En Ecuador, más de 2,5 millones de toneladas de chatarra han sido recicladas en los últimos 15 años gracias a la siderúrgica Novacero, que impulsa la producción de acero verde con un modelo basado en la economía circular.
La planta de laminados ubicada en Lasso, Cotopaxi, recibe diariamente camiones con chatarra recolectada por una red de microempresarios del reciclaje, que operan en más de 90 puntos y 900 bodegas a nivel nacional. Este modelo beneficia a más de 12.000 personas en el país.

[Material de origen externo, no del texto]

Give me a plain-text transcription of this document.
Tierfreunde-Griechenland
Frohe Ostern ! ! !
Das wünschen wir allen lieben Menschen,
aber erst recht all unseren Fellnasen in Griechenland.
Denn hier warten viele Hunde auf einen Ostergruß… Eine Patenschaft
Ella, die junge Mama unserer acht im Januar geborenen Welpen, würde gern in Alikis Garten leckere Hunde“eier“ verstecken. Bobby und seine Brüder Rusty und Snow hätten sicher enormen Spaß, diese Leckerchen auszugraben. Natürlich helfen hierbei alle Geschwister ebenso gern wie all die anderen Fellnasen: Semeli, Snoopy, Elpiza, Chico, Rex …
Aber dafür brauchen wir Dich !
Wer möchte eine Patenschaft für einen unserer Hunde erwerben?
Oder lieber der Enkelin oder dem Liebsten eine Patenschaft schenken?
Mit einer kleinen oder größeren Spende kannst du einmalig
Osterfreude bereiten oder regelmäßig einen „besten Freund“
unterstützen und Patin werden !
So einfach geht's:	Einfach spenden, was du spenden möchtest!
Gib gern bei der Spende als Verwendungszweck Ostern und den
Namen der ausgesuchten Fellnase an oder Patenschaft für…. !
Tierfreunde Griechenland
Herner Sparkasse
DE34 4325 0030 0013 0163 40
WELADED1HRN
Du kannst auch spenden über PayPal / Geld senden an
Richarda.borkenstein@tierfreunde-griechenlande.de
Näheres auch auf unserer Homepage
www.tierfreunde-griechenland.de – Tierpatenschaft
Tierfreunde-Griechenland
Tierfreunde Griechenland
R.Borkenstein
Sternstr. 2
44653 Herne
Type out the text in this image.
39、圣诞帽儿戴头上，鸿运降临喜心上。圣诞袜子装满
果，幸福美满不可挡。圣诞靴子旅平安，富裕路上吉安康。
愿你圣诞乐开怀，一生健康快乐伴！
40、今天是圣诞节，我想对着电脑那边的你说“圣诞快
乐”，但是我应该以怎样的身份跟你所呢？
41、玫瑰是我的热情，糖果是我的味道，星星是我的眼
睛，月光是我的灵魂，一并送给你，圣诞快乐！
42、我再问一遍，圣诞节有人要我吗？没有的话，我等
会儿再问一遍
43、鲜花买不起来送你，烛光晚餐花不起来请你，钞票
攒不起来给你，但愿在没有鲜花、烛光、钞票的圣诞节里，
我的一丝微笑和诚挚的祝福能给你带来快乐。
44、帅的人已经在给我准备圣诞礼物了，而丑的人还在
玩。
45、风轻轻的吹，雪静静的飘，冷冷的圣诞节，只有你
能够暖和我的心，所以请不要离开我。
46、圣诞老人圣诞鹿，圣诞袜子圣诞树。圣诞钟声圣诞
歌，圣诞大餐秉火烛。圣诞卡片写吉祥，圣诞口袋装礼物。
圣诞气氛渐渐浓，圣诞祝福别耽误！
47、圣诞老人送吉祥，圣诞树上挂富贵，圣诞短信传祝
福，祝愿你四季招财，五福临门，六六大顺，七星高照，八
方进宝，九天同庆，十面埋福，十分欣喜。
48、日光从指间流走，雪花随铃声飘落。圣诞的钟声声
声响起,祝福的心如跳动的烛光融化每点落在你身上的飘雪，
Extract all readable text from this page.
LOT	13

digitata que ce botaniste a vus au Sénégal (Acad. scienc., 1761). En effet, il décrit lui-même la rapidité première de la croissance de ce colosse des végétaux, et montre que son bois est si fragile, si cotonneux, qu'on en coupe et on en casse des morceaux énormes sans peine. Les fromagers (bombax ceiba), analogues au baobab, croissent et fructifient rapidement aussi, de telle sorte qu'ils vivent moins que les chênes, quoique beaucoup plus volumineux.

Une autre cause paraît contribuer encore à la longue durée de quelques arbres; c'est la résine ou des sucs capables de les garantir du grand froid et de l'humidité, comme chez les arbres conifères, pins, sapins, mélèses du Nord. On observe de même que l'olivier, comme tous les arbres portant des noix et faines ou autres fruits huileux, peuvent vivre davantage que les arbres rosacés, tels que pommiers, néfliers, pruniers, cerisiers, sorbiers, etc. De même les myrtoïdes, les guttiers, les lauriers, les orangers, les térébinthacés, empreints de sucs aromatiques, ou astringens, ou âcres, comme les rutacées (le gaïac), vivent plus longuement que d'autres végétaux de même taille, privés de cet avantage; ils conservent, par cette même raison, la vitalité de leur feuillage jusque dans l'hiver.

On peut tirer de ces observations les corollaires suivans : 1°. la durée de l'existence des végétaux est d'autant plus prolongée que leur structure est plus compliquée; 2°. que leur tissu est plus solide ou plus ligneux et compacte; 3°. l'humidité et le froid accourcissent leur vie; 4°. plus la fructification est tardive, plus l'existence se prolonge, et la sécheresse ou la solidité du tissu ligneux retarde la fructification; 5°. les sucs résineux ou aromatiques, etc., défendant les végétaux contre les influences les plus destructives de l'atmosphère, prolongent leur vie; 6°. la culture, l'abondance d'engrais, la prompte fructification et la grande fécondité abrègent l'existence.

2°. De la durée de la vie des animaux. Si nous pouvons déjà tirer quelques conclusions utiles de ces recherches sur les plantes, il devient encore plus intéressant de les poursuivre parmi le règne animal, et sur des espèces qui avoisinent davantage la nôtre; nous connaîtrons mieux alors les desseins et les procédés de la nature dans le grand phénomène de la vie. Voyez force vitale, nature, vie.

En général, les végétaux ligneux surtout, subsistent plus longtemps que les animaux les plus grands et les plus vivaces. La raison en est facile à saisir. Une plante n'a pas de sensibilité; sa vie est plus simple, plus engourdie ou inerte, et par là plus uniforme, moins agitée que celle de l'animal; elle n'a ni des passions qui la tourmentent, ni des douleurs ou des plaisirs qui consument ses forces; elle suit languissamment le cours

El proceso incluye la fragmentación y separación de materiales, la producción de subproductos exportados a Turquía y China, y la fundición de acero a 1.650 grados centígrados en hornos eléctricos que funcionan con energía renovable.
Según la Agencia Internacional de Energía (AIE), la industria siderúrgica es responsable del 7 % de las emisiones de CO₂ a nivel mundial. Sin embargo, el modelo de Novacero permitió reducir hasta un 80 % las emisiones y evitar que 2.000 toneladas de desechos terminen en la basura cada año.
La compañía ha invertido 350 millones de dólares en sus tres plantas en Ecuador, con más del 20 % destinado a proyectos de economía circular. Además, inauguró en Guayaquil la central de energía solar privada más grande del país, con 7.002 paneles que generan el 90 % de la energía necesaria en la planta.
Gracias a estas iniciativas, Novacero se convirtió en la primera empresa ecuatoriana en recibir la certificación de Empresa Eco Innovadora, y su acero verde ya forma parte de proyectos emblemáticos como el Maxximus City Center, el primer rascacielos del país en Guayaquil.